Though I’m certainly not happy to see that Barbaro has suffered a life-threatening injury, I’m hoping that this event might lead Americans to question whether the “sport” of horse racing is something we want to continue to spend our time and money on.
One of the interviews I read with the jockey stated that Barbaro was so excited to run the race that he was just dying (my bad) to jump out of the gate. One question: Do you really think he was happy to run the race?

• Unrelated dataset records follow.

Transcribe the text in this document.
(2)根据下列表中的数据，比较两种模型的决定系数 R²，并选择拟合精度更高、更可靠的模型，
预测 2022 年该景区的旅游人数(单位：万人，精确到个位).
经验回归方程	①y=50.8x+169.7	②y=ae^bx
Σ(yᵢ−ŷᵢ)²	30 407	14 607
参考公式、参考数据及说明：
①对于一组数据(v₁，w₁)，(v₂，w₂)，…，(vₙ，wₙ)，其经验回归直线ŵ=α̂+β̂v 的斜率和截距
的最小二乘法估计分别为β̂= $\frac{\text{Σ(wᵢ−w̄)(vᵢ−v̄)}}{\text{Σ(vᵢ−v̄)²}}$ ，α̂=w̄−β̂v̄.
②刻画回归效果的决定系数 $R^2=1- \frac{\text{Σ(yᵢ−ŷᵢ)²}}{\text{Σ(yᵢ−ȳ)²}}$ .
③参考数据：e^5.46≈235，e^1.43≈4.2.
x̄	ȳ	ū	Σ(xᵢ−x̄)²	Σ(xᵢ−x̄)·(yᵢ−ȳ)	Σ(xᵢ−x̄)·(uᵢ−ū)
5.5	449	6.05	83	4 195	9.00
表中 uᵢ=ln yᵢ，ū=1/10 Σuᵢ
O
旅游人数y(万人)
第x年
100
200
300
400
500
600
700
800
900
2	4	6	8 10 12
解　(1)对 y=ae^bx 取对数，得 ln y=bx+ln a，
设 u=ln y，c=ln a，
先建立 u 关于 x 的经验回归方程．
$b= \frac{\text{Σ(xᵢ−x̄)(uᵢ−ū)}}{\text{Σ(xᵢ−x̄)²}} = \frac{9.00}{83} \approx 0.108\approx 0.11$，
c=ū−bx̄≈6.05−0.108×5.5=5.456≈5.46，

Perhaps he was unhappy to be in the gate, with thousands of screaming people and other noises, and perhaps terror was the emotion he was exhibiting, not excitement.
Perhaps he recently found out that most unsuccessful race horses are slaughtered in the US, processed in the US, and sold to other countries as food.
If people love horses so much, why is it that 90,000 horses were slaughtered for food last year, right here in the USA? Where were all of the horse lovers when Congress passed the Commercial Transportation of Equines for Slaughter Act in March of 1996?
I implore people fond of horse racing to put themselves in a race horse’s hooves for a day. If you really want to challenge your personal ethics, put yourself in Barbaro’s hooves.
Take a moment to ponder whether horses were put on this Earth for our entertainment, use, and abuse.
UPDATE: Barbaro was euthanized on January 29, 2007 after a lengthy and painful attempt at recovery.